PUBLICACIÓN DIGITAL DE LAS PONENCIAS
DEL CUARTO CONGRESO REGIONAL DE EDUCACIÓN (2016)

9 DE SEPTIEMBRE – ROSARIO
16 DE SEPTIEMBRE – BUENOS AIRES
23 DE SEPTIEMBRE - CONCORDIA

“Enseñar aceptando la diversidad en el aula”
Matabós Graciela Michaelsen, Diana
Abstract
La formación es uno de los aspectos claves dentro del sistema educativo.
La innovación profunda, que promueva escuelas abiertas a la diversidad y que favorezca la inclusión asegurando aprendizajes de calidad para todos, precisa y depende de la promoción de nuevas actitudes.

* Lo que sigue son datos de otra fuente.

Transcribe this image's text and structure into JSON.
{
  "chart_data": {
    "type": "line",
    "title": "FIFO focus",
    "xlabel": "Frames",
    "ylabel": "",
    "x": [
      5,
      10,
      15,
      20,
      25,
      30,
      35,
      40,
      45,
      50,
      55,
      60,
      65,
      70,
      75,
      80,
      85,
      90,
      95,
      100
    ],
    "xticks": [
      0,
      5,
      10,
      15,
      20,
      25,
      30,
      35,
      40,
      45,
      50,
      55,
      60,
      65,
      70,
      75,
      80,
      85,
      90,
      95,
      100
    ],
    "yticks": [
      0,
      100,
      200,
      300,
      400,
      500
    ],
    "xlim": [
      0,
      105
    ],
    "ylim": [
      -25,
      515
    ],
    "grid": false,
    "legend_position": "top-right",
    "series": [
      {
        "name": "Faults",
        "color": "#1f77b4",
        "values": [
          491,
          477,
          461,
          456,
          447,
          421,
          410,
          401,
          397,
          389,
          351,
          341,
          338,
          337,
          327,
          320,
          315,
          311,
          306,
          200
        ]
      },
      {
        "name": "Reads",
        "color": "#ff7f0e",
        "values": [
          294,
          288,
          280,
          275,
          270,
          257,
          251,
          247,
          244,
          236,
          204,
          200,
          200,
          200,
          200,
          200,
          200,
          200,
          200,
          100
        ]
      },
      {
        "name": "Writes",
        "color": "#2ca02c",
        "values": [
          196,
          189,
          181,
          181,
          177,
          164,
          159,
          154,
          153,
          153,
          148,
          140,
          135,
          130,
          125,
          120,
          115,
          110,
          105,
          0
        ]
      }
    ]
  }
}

Y allí, es donde la capacitación y actualización docente, son imprescindibles para ofrecer a los alumn@s una escuela acorde a sus necesidades, para minimizar las barreras para el aprendizaje y la participación. Es hora de “saltar” de la inclusión en la escuela a la inclusión en el aprendizaje, en la comprensión de la enseñanza para que equitativamente, tod@s puedan acceder al conocimiento y de esa forma promover comunidades más justas, productivas y solidarias.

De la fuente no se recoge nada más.